UMK Kalsel Didorong Kuasai Teknologi dan Inovasi Kemasan Produk

Pemprov Kalimantan Selatan melalui Dinas Koperasi dan UKM (Diskop UKM) terus mendorong peningkatan daya saing pelaku Usaha Mikro dan Kecil (UMK) di era digital.

Oct 7, 2025 - 13:12
Oct 11, 2025 - 01:28
UMK Kalsel Didorong Kuasai Teknologi dan Inovasi Kemasan Produk
Pelaksanaan pelatihan peningkatan akses teknologi, serta pelatihan desain dan pengemasan produk UKM di Balai Pelatihan Koperasi Kalsel. Foto: MC Kalsel

KABARKALSEL.COM, BANJARBARU – Pemprov Kalimantan Selatan melalui Dinas Koperasi dan UKM (Diskop UKM) terus mendorong peningkatan daya saing pelaku Usaha Mikro dan Kecil (UMK) di era digital. 

Salah satu langkah konkret yang dilakukan adalah melalui pelatihan peningkatan akses teknologi, serta pelatihan desain dan pengemasan produk UKM di Balai Pelatihan Koperasi Kalsel.

Digelar sejak 7 hingga 10 Oktober 2025, pelatihan tersebut merupakan bagian dari komitmen pemerintah daerah dalam memberdayakan pelaku UMKM. 

Dengan pengetahuan yang dimiliki, setidaknya mereka mampu beradaptasi dengan perkembangan teknologi dan tuntutan pasar global.

“Pelaku UMKM harus siap bertransformasi," tegas Kepala Diskop UKM Kalsel Gusti Yanuar Noor Rifai, diwakili Kepala Balai Pelatihan Koperasi Yuliansyah, Selasa (07/10/2025).

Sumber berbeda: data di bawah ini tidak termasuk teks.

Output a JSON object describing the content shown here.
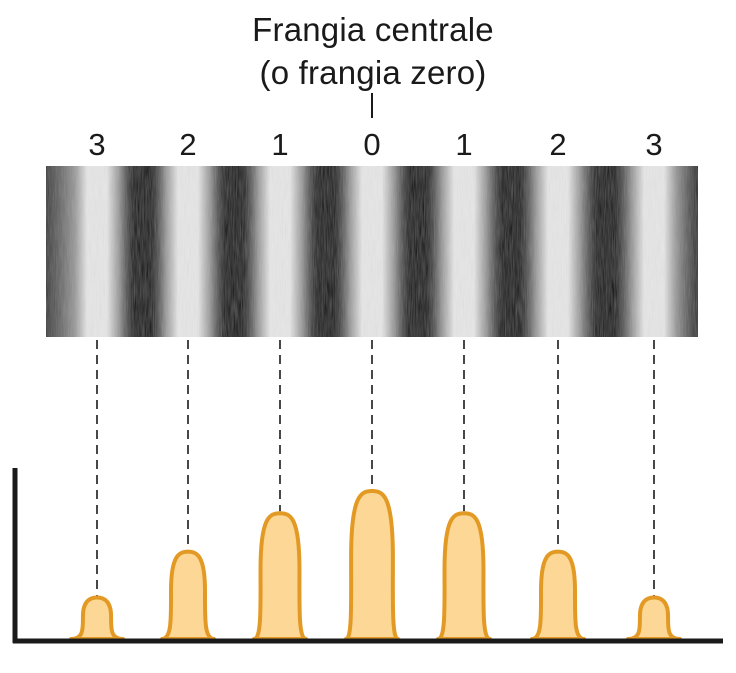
{
  "title": {
    "line1": "Frangia centrale",
    "line2": "(o frangia zero)"
  },
  "fringes": [
    {
      "order": "3",
      "relative_intensity": 0.28
    },
    {
      "order": "2",
      "relative_intensity": 0.59
    },
    {
      "order": "1",
      "relative_intensity": 0.85
    },
    {
      "order": "0",
      "relative_intensity": 1.0
    },
    {
      "order": "1",
      "relative_intensity": 0.85
    },
    {
      "order": "2",
      "relative_intensity": 0.59
    },
    {
      "order": "3",
      "relative_intensity": 0.28
    }
  ],
  "colors": {
    "peak_fill": "#fcd795",
    "peak_stroke": "#e39a25",
    "axis": "#1a1a1a",
    "dash": "#1a1a1a",
    "band_dark": "#0e0e0e",
    "band_light": "#e6e6e6"
  }
}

"Mereka perlu memahami digitalisasi dalam pengelolaan usaha, keuangan, hingga strategi pemasaran. Diharapkan usaha mereka tidak hanya bertahan, tetapi tumbuh dan naik kelas,” sambungnya.

Pelatihan diikuti 60 peserta yang berasal dari berbagai kabupaten dan kota di Kalsel. Sebanyak 30 peserta mengikuti pelatihan peningkatan akses teknologi, sementara sisanya dilatih desain dan pengemasan produk.

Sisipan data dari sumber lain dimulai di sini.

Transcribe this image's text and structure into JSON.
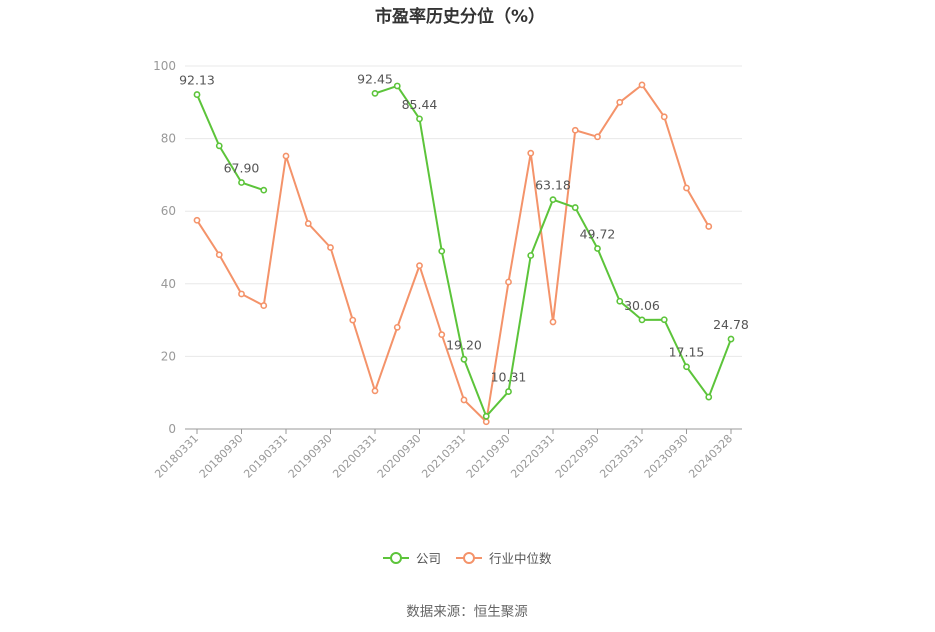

"Penguasaan teknologi digital sudah menjadi kebutuhan utama dunia usaha. Makanya kami juga memberikan materi pemanfaatan aplikasi pembukuan digital, penggunaan QRIS dan e-wallet, serta strategi promosi melalui media sosial dan marketplace," beber Yuliansyah.

Selain pemanfaatan teknologi, peserta juga mendapat pelatihan desain dan kemasan produk sebagai upaya meningkatkan nilai jual dan citra produk lokal.

“Kemasan yang baik bukan sekadar mempercantik tampilan produk, tetapi menjadi identitas dan daya tarik tersendiri yang membedakan produk UMKM di pasar,” jelas Yuliansyah.

"Tentunya kami ingin pelaku UMKM di Kalsel bisa naik kelas. Selain menjual produk lokal, juga mampu menembus pasar nasional bahkan internasional,” tutupnya.